Just days after city Budget Director Alex Holt met with Inspector General Joe Ferguson to discuss immediate measures the city could take to make revenue, the OIG’s office released a report stating serious doubts about the City’s $20 million wellness program’s deliverables.

Between 2012 and 2014, the City has spent more than $10.5 million on its Chicago Lives Healthy (CLH) program with the goal of improving employee health and reducing healthcare costs. But it hasn’t properly assessed the results and cost-effectiveness of the program and doesn’t have plans to, according to a report from the Office of Inspector general released Tuesday.

In 2012, Chicago, like many companies nationwide, adopted a wellness program, which offers premium discounts, gym memberships and other incentives to employees as a way to improve overall health and fitness and reduce health insurance costs. While there was a 19% decrease in the City’s workforce between 2003 and 2013, healthcare costs went up 43%, the IG says. The CLH website bills its program as a way to “improve health and help maintain high value health care benefits at a reasonable cost to employees.” Biometric screening and health coaching are requirements of the program.

85% of eligible city employees (or 23,130 of 27,339) are enrolled in the program, which is also made available to spouses and domestic partners. City employees that don’t want to participate pay a $50 monthly surcharge, which has garnered the city $1.9 million.

The City has no way of knowing the cost-effectiveness and health benefits of offering the program, because it has not “formally assessed” the program’s impact and no plans to do so, the report concludes. “The City has yet to determine a method for measuring healthcare cost savings and employee health improvements. Without such a framework, the City cannot make evidence-based, cost-benefit decisions about the future of CLH.”

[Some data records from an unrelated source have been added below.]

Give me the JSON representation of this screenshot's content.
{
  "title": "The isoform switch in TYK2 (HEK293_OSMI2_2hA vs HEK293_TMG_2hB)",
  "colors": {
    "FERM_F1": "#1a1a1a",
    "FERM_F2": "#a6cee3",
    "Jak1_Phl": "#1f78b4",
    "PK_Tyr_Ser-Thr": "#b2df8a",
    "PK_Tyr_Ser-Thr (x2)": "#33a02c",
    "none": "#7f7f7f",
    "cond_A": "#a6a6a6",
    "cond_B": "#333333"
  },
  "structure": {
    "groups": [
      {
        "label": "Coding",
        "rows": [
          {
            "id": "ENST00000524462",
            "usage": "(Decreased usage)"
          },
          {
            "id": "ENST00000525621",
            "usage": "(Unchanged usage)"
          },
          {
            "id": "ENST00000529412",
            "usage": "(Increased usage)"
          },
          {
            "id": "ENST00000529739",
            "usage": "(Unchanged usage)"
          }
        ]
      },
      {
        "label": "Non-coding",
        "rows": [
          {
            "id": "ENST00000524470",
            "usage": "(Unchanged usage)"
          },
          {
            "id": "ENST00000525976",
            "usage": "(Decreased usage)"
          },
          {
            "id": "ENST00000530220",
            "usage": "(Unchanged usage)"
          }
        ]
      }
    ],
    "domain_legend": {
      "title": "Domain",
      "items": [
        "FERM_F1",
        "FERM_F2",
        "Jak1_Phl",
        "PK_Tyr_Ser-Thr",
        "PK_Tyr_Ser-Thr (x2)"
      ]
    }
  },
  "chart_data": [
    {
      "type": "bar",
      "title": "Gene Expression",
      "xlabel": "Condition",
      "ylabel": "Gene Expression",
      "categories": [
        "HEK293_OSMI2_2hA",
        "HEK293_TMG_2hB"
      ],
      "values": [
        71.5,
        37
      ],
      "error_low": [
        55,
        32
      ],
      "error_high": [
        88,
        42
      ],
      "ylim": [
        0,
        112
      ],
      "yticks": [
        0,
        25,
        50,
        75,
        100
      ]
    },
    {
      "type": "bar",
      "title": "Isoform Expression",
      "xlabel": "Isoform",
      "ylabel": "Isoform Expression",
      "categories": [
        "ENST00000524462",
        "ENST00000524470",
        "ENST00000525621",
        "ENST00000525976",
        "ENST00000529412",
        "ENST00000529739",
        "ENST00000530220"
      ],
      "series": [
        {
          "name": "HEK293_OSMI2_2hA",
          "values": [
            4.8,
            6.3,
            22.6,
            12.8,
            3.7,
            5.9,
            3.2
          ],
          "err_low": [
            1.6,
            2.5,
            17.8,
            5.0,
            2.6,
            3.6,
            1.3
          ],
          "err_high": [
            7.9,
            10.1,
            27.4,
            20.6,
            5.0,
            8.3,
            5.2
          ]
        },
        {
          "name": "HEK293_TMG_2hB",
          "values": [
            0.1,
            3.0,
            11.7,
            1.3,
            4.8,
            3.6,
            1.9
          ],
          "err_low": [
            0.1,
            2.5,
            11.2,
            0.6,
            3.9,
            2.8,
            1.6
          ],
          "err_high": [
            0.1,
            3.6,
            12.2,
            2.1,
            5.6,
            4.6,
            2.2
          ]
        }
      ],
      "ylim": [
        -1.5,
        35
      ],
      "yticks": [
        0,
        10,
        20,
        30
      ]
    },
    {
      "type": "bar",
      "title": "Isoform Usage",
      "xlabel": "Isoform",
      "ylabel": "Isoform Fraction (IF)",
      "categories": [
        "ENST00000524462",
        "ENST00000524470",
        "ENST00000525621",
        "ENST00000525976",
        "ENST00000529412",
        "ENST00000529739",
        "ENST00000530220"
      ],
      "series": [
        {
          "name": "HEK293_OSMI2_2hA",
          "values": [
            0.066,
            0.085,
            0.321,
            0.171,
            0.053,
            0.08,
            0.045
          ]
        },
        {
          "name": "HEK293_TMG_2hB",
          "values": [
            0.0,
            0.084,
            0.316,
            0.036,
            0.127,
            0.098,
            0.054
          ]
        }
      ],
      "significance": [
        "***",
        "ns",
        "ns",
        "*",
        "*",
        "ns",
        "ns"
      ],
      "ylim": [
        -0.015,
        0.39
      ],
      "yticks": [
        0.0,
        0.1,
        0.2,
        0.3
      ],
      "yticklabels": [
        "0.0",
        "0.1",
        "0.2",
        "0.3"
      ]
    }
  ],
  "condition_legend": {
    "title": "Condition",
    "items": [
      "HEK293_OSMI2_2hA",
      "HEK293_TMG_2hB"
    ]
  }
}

The report advises the City to:

  • Set health status and health care savings targets and timeline
  • Connect performance measures like biometric data to targeted health performance outcomes
  • Start a study to ID and measure whether there’s a causal relationship between CLH and health status improvement and health care savings
  • Include specific health status and health care savings targets into an RFP for the next wellness program
  • Monitoring CLH on an ongoing basis
  • Publicly reporting findings

Healthways, the company operating the program, reports to the City on enrollment, coaching participation and employee health status. Its $24.0 million contract with the City ends December 31, 2015. In a press release, Inspector general Joe Ferguson said while “there are serious questions as to whether the program is achieving any demonstrable benefits and if it will ever do so,” the City has refused to make measurement changes. Ferguson sent his report to the city on June 25.